Hayır. Biden’ın açıklaması Ermeni Lobisinin işi değil. ABD’nin Türkiye’ye dönük saldırganlığının bir parçası. Bir tür hücum borusu.

3- “Asıl soykırımcılar Ermeniler”

Bizden yana görünen yaygın bir yanlış. Genellikle iyi niyetle düşülen bir yanlış.

1915 öncesinde Ermeniler Türklere soykırım uygulamıştır deniliyor. Bu tez bizim elimizi zayıflatıyor. Çünkü Ermenilerin Türklere yaptığı katliamları “soykırım” olarak tanımlayan bir yetkili mahkeme kararı da bulunmuyor. “Soykırım” konusunda uluslararası hukuka uymak bizim lehimize. Coşup bunu aşan iddialarda bulunmak milliyetçi duyguları okşasa da aslında zarar veriyor. 1915 öncesi ve sonrasıyla ilgili doğru tarihsel yorum karşılıklı öldürmedir. Soykırım değil.

4- “ABD ve Batı kendilerine baksın”

ABD ve Batı ülkelerinin katliamcı nitelikleri çok açık. Kızılderililerin yok edilmesinden tutun, Irak’taki vahşete kadar.

Ancak bir önceki maddede söylediğimiz hukuki sakıncalar bu madde için de geçerlidir. Bunlara soykırım demek, ava giderken avlanmak gibidir.

5-“Türk Dışişleri çok aciz, bizim lobimiz yok”
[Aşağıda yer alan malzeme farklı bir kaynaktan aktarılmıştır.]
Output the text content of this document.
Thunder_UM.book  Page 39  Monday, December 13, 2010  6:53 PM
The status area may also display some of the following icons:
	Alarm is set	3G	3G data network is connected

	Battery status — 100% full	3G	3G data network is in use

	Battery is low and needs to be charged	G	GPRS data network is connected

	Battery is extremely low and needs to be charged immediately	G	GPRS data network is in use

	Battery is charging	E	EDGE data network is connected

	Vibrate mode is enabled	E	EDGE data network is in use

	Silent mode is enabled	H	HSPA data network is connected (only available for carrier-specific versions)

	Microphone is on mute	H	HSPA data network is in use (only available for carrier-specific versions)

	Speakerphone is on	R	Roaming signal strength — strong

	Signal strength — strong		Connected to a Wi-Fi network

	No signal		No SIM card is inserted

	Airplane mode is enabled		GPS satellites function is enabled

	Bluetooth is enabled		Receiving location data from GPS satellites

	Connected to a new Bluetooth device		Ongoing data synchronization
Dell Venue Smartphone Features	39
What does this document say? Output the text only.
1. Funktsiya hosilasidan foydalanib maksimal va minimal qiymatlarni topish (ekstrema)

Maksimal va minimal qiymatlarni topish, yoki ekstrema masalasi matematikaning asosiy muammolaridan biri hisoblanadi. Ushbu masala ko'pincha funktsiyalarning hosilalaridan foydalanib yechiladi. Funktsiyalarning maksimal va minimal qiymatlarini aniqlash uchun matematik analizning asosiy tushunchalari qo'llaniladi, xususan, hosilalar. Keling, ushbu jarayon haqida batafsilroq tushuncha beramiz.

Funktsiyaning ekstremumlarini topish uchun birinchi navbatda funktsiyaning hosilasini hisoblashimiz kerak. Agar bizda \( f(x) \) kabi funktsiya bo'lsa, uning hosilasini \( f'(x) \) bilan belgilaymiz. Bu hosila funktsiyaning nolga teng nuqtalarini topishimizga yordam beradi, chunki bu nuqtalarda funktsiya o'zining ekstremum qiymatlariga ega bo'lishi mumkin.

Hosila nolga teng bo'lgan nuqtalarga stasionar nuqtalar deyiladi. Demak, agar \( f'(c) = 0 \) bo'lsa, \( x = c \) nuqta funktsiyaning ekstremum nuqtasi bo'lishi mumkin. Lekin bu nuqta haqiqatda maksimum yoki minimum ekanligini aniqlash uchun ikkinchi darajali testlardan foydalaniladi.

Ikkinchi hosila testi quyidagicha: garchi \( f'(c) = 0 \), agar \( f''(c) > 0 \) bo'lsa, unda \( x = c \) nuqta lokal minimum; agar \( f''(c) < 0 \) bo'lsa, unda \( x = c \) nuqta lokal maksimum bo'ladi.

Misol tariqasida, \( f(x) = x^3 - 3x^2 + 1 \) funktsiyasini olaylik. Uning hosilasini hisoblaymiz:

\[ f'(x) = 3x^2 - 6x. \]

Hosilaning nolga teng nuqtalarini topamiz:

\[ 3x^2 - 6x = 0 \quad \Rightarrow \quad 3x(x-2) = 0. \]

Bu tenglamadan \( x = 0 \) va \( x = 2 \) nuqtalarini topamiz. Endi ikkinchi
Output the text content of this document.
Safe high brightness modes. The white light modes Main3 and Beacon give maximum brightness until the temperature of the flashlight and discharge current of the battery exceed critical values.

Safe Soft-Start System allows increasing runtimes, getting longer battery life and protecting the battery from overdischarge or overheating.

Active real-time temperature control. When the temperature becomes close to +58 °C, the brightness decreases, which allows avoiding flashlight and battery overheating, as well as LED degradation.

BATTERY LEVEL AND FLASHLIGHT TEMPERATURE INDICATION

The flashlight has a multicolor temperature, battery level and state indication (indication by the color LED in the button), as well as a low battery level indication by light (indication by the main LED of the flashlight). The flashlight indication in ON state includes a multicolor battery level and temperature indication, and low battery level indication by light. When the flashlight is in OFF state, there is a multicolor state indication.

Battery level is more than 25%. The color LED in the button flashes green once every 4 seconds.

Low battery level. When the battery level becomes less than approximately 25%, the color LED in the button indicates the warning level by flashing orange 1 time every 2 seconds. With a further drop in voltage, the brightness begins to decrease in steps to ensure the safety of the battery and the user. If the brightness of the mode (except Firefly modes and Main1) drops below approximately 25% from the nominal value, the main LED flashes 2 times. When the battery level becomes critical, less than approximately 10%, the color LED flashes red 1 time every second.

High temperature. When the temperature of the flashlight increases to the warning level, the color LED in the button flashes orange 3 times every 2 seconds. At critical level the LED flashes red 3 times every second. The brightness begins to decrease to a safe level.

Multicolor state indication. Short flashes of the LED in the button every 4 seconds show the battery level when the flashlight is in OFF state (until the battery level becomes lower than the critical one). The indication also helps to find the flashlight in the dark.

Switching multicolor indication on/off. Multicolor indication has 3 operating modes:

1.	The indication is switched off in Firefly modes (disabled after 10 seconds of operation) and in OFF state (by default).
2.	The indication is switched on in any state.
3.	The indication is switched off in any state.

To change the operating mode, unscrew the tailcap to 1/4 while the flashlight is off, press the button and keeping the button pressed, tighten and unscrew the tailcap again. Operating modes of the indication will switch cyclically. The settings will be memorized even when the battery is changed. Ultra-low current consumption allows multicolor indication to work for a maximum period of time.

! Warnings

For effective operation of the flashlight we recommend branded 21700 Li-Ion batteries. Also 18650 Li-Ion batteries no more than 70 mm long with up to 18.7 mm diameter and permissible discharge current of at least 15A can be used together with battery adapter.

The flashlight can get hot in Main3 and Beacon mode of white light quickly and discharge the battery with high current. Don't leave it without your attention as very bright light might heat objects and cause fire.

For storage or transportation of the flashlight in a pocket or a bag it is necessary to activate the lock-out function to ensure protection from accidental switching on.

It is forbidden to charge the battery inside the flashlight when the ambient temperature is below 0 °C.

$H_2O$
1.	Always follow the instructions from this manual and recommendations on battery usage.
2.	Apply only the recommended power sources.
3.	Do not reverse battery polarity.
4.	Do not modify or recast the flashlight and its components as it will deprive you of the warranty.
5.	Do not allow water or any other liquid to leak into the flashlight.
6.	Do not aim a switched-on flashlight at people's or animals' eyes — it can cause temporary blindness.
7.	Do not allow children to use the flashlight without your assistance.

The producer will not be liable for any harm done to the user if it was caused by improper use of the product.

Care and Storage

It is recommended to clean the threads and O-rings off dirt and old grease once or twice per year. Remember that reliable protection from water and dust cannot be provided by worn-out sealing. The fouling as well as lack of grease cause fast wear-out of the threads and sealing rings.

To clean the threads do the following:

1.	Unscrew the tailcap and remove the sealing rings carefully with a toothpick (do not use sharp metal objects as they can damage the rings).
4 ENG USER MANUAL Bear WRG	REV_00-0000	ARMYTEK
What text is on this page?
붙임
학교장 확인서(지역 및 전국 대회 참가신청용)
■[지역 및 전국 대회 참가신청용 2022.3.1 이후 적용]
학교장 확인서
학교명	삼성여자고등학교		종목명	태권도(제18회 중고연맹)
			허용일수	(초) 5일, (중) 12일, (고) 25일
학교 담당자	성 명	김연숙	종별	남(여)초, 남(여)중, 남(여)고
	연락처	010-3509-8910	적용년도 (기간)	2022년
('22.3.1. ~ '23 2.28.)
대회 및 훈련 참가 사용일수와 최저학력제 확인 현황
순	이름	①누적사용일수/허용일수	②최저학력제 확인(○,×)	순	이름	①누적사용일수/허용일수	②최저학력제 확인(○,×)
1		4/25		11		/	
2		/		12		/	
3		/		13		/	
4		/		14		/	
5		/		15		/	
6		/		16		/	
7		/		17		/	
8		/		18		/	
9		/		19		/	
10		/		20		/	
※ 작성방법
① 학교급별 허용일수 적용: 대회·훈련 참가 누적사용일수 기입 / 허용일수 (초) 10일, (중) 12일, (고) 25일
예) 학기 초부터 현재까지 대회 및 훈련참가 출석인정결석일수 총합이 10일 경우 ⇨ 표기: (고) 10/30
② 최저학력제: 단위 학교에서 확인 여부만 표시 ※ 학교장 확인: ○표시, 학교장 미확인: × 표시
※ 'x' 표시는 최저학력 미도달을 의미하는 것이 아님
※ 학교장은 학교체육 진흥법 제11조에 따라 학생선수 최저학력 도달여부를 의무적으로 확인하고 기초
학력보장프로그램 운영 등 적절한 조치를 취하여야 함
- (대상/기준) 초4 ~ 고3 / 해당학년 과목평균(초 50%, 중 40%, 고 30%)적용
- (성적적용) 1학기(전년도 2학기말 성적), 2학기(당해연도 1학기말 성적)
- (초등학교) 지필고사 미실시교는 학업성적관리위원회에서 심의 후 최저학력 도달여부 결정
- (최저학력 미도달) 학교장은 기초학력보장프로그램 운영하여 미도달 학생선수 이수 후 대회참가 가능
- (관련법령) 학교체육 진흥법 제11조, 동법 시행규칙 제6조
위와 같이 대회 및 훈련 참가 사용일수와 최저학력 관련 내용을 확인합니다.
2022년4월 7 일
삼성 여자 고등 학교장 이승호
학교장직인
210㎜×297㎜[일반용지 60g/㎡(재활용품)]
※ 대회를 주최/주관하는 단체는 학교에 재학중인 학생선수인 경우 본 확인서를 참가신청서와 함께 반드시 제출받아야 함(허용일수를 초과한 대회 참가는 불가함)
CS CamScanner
Zurnanın zırt dediği başlıklardan birine geldik. Genelde muhalefet bu söylemi benimsiyor. Buna göre Türkiye eskiden ABD’de etkindi. Başkanlara “soykırım” dedirtmiyorduk. “Şimdi Dışişlerimiz o kadar kötü ki ABD’de yalnız kaldık. Başımıza da bu işler geldi.”

Gerçekte ise Türkiye 2013’ten bu yana sistemli bir biçimde ABD’den kopuyor. ABD 17-25 Aralık, 15 Temmuz, PKK’yı silahlandırma gibi yöntemlerle buna yanıt vermeye çalıştı. Türkiye ise Rusya, İran ve Çin gibi ülkelerle yakınlaştı. Biden şimdi bağımsız dış politika izlemeye çalışan Türkiye’yi kendince cezalandırmaya çalışıyor. Emin olun Türkiye S-400’den vazgeçse, cezaevlerindeki FETÖ’cüleri bıraksa, yeniden PKK açılımı yapsa, eskisi gibi ABD’nin karakolu olsa Biden yine “soykırım” demezdi. Şuna karar vereceğiz: Bağımsız mı olacağız, müstemleke mi? Muhalefetin her durumda ABD’yi değil de Türkiye’yi suçlu görmesi kesinlikle bir tesadüf olamaz.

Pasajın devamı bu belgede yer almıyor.